The essential facts that potential buyers should know are that all modern cars are pretty good today because the stiff competition will not allow any bad product to survive. All modern engines are fuel efficient and the fuel consumption mainly depends on the weight of the car. So if you buy a big heavy car you must be willing to pay for the fuel.

Modern cars are very reliable and overhauls are now almost unheard of. They seldom need more than routine servicing and the inevitable repairs from minor or major accidents that do take place are not really the fault of any car per se. Maintenance is normally cheap though repairs of all modern cars can be costly with high tech and complex lights and other replacement parts.

These are however, small differences. Some cars are more comfortable for family use while others have better handling for the sporty minded. Some engines are quick and racy while others are smooth and silky. Some cars have classic styling while others have funky modern looks but this is usually a matter of personal taste or fashion. The interiors in terms of comfort, style, quality and features can also be different.

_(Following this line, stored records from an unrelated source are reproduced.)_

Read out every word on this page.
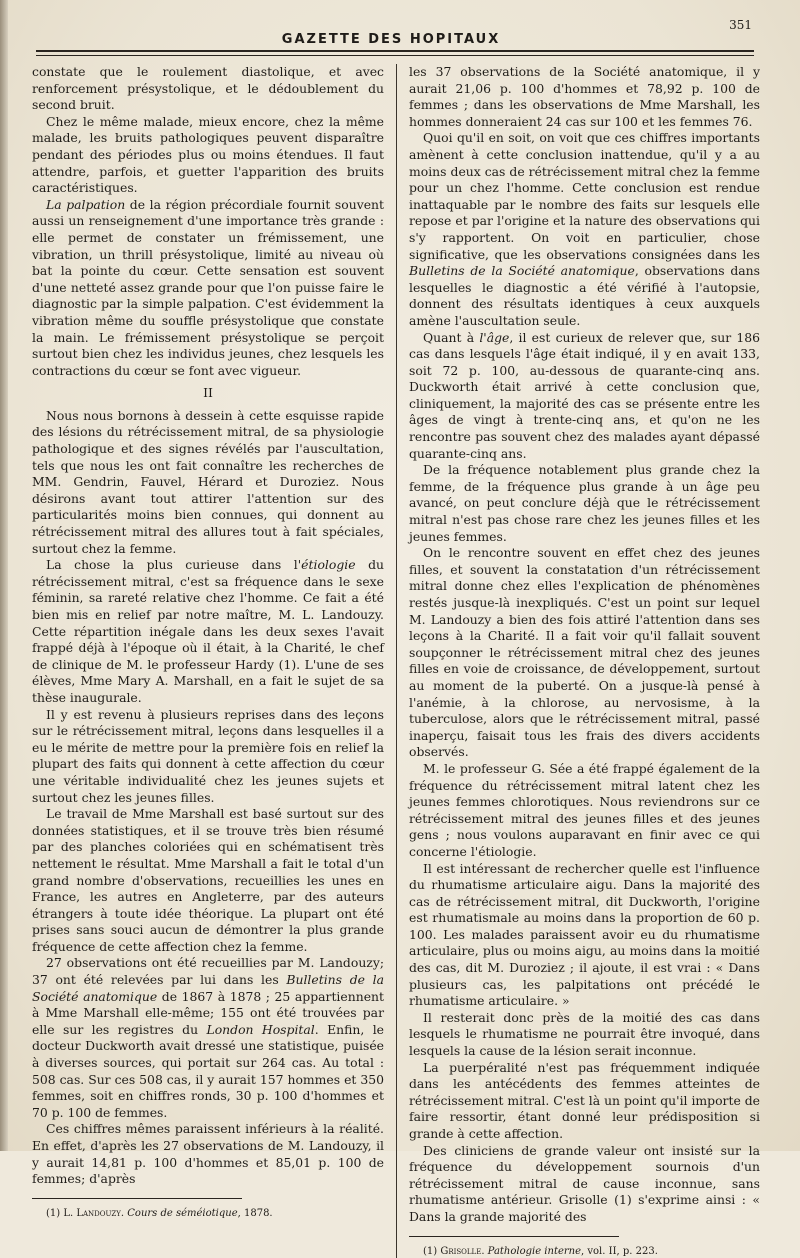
GAZETTE DES HOPITAUX
351

constate que le roulement diastolique, et avec renforcement présystolique, et le dédoublement du second bruit.

Chez le même malade, mieux encore, chez la même malade, les bruits pathologiques peuvent disparaître pendant des périodes plus ou moins étendues. Il faut attendre, parfois, et guetter l'apparition des bruits caractéristiques.

La palpation de la région précordiale fournit souvent aussi un renseignement d'une importance très grande : elle permet de constater un frémissement, une vibration, un thrill présystolique, limité au niveau où bat la pointe du cœur. Cette sensation est souvent d'une netteté assez grande pour que l'on puisse faire le diagnostic par la simple palpation. C'est évidemment la vibration même du souffle présystolique que constate la main. Le frémissement présystolique se perçoit surtout bien chez les individus jeunes, chez lesquels les contractions du cœur se font avec vigueur.

II

Nous nous bornons à dessein à cette esquisse rapide des lésions du rétrécissement mitral, de sa physiologie pathologique et des signes révélés par l'auscultation, tels que nous les ont fait connaître les recherches de MM. Gendrin, Fauvel, Hérard et Duroziez. Nous désirons avant tout attirer l'attention sur des particularités moins bien connues, qui donnent au rétrécissement mitral des allures tout à fait spéciales, surtout chez la femme.

La chose la plus curieuse dans l'étiologie du rétrécissement mitral, c'est sa fréquence dans le sexe féminin, sa rareté relative chez l'homme. Ce fait a été bien mis en relief par notre maître, M. L. Landouzy. Cette répartition inégale dans les deux sexes l'avait frappé déjà à l'époque où il était, à la Charité, le chef de clinique de M. le professeur Hardy (1). L'une de ses élèves, Mme Mary A. Marshall, en a fait le sujet de sa thèse inaugurale.

Il y est revenu à plusieurs reprises dans des leçons sur le rétrécissement mitral, leçons dans lesquelles il a eu le mérite de mettre pour la première fois en relief la plupart des faits qui donnent à cette affection du cœur une véritable individualité chez les jeunes sujets et surtout chez les jeunes filles.

Le travail de Mme Marshall est basé surtout sur des données statistiques, et il se trouve très bien résumé par des planches coloriées qui en schématisent très nettement le résultat. Mme Marshall a fait le total d'un grand nombre d'observations, recueillies les unes en France, les autres en Angleterre, par des auteurs étrangers à toute idée théorique. La plupart ont été prises sans souci aucun de démontrer la plus grande fréquence de cette affection chez la femme.

27 observations ont été recueillies par M. Landouzy; 37 ont été relevées par lui dans les Bulletins de la Société anatomique de 1867 à 1878 ; 25 appartiennent à Mme Marshall elle-même; 155 ont été trouvées par elle sur les registres du London Hospital. Enfin, le docteur Duckworth avait dressé une statistique, puisée à diverses sources, qui portait sur 264 cas. Au total : 508 cas. Sur ces 508 cas, il y aurait 157 hommes et 350 femmes, soit en chiffres ronds, 30 p. 100 d'hommes et 70 p. 100 de femmes.

Ces chiffres mêmes paraissent inférieurs à la réalité. En effet, d'après les 27 observations de M. Landouzy, il y aurait 14,81 p. 100 d'hommes et 85,01 p. 100 de femmes; d'après

(1) L. Landouzy. Cours de séméiotique, 1878.

les 37 observations de la Société anatomique, il y aurait 21,06 p. 100 d'hommes et 78,92 p. 100 de femmes ; dans les observations de Mme Marshall, les hommes donneraient 24 cas sur 100 et les femmes 76.

Quoi qu'il en soit, on voit que ces chiffres importants amènent à cette conclusion inattendue, qu'il y a au moins deux cas de rétrécissement mitral chez la femme pour un chez l'homme. Cette conclusion est rendue inattaquable par le nombre des faits sur lesquels elle repose et par l'origine et la nature des observations qui s'y rapportent. On voit en particulier, chose significative, que les observations consignées dans les Bulletins de la Société anatomique, observations dans lesquelles le diagnostic a été vérifié à l'autopsie, donnent des résultats identiques à ceux auxquels amène l'auscultation seule.

Quant à l'âge, il est curieux de relever que, sur 186 cas dans lesquels l'âge était indiqué, il y en avait 133, soit 72 p. 100, au-dessous de quarante-cinq ans. Duckworth était arrivé à cette conclusion que, cliniquement, la majorité des cas se présente entre les âges de vingt à trente-cinq ans, et qu'on ne les rencontre pas souvent chez des malades ayant dépassé quarante-cinq ans.

De la fréquence notablement plus grande chez la femme, de la fréquence plus grande à un âge peu avancé, on peut conclure déjà que le rétrécissement mitral n'est pas chose rare chez les jeunes filles et les jeunes femmes.

On le rencontre souvent en effet chez des jeunes filles, et souvent la constatation d'un rétrécissement mitral donne chez elles l'explication de phénomènes restés jusque-là inexpliqués. C'est un point sur lequel M. Landouzy a bien des fois attiré l'attention dans ses leçons à la Charité. Il a fait voir qu'il fallait souvent soupçonner le rétrécissement mitral chez des jeunes filles en voie de croissance, de développement, surtout au moment de la puberté. On a jusque-là pensé à l'anémie, à la chlorose, au nervosisme, à la tuberculose, alors que le rétrécissement mitral, passé inaperçu, faisait tous les frais des divers accidents observés.

M. le professeur G. Sée a été frappé également de la fréquence du rétrécissement mitral latent chez les jeunes femmes chlorotiques. Nous reviendrons sur ce rétrécissement mitral des jeunes filles et des jeunes gens ; nous voulons auparavant en finir avec ce qui concerne l'étiologie.

Il est intéressant de rechercher quelle est l'influence du rhumatisme articulaire aigu. Dans la majorité des cas de rétrécissement mitral, dit Duckworth, l'origine est rhumatismale au moins dans la proportion de 60 p. 100. Les malades paraissent avoir eu du rhumatisme articulaire, plus ou moins aigu, au moins dans la moitié des cas, dit M. Duroziez ; il ajoute, il est vrai : « Dans plusieurs cas, les palpitations ont précédé le rhumatisme articulaire. »

Il resterait donc près de la moitié des cas dans lesquels le rhumatisme ne pourrait être invoqué, dans lesquels la cause de la lésion serait inconnue.

La puerpéralité n'est pas fréquemment indiquée dans les antécédents des femmes atteintes de rétrécissement mitral. C'est là un point qu'il importe de faire ressortir, étant donné leur prédisposition si grande à cette affection.

Des cliniciens de grande valeur ont insisté sur la fréquence du développement sournois d'un rétrécissement mitral de cause inconnue, sans rhumatisme antérieur. Grisolle (1) s'exprime ainsi : « Dans la grande majorité des

(1) Grisolle. Pathologie interne, vol. II, p. 223.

The bigger differences should however be noted. Some cars definitely offer better after sales service and spare parts support than others. These make a big difference in small towns but the number of dealers covering any big town are roughly similar for most brands, although since the dealers are different, you need to deal with one which enjoys a good reputation. The resale value is also a very major consideration and this is usually based on the totality of all the plus and minus points of every company and its brands.

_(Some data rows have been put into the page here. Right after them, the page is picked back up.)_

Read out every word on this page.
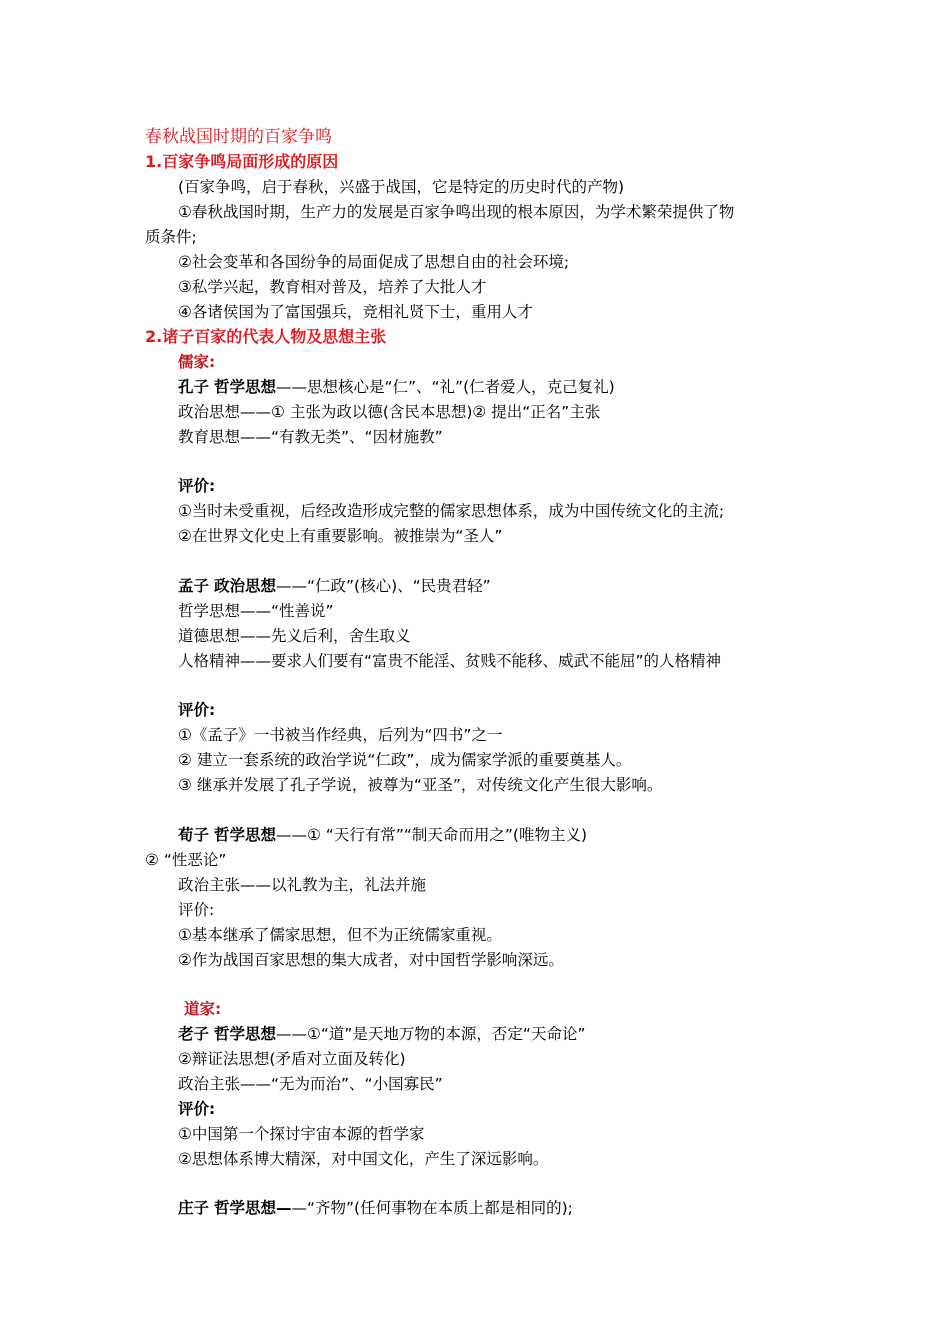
春秋战国时期的百家争鸣
1.百家争鸣局面形成的原因
(百家争鸣，启于春秋，兴盛于战国，它是特定的历史时代的产物)
①春秋战国时期，生产力的发展是百家争鸣出现的根本原因，为学术繁荣提供了物
质条件;
②社会变革和各国纷争的局面促成了思想自由的社会环境;
③私学兴起，教育相对普及，培养了大批人才
④各诸侯国为了富国强兵，竞相礼贤下士，重用人才
2.诸子百家的代表人物及思想主张
儒家:
孔子 哲学思想——思想核心是“仁”、“礼”(仁者爱人，克己复礼)
政治思想——① 主张为政以德(含民本思想)② 提出“正名”主张
教育思想——“有教无类”、“因材施教”
评价:
①当时未受重视，后经改造形成完整的儒家思想体系，成为中国传统文化的主流;
②在世界文化史上有重要影响。被推崇为“圣人”
孟子 政治思想——“仁政”(核心)、“民贵君轻”
哲学思想——“性善说”
道德思想——先义后利，舍生取义
人格精神——要求人们要有“富贵不能淫、贫贱不能移、威武不能屈”的人格精神
评价:
①《孟子》一书被当作经典，后列为“四书”之一
② 建立一套系统的政治学说“仁政”，成为儒家学派的重要奠基人。
③ 继承并发展了孔子学说，被尊为“亚圣”，对传统文化产生很大影响。
荀子 哲学思想——① “天行有常”“制天命而用之”(唯物主义)
② “性恶论”
政治主张——以礼教为主，礼法并施
评价:
①基本继承了儒家思想，但不为正统儒家重视。
②作为战国百家思想的集大成者，对中国哲学影响深远。
道家:
老子 哲学思想——①“道”是天地万物的本源，否定“天命论”
②辩证法思想(矛盾对立面及转化)
政治主张——“无为而治”、“小国寡民”
评价:
①中国第一个探讨宇宙本源的哲学家
②思想体系博大精深，对中国文化，产生了深远影响。
庄子 哲学思想——“齐物”(任何事物在本质上都是相同的);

Your choice of a car can be influenced by the tempting offers that are endless on offer. Trade-in schemes for your old car with loyalty bonuses can be seductive. Also on offer can be free music systems, alloy wheels, leather seats and other accessories. Free or low interest insurance or loan schemes seem attractive even if they are really nothing but disguised discounts especially since finance and insurance companies have rather standard rates. Recently a lot many car companies have been offering huge outright discounts of Rs50,000 or more.

Faced with such tempting offers many buyers tend to rush in for a new car after just two or three years. They want to pension off existing models long before they need any major repairs and sometimes even before their have worn out their first set of tyres.

This can be quite confusing. A sensible buyer should first clearly and objectively define his needs. If he travels long distances, a bigger car with a diesel engine will be the obvious choice. If travel is for short distance commuting, a small hatchback will make parking and traffic much easier. At the same time we have seen and rightfully so, that a big family will prefer a bigger car. Adventure travelers should typically opt for an SUV.

And if prestige is an important consideration, a big and swanky car will be a clear choice. In each of the cases, one should always go in for a slightly better car than one can afford so that one can continue to retain a sense of pride in the car one has chosen to own and drive.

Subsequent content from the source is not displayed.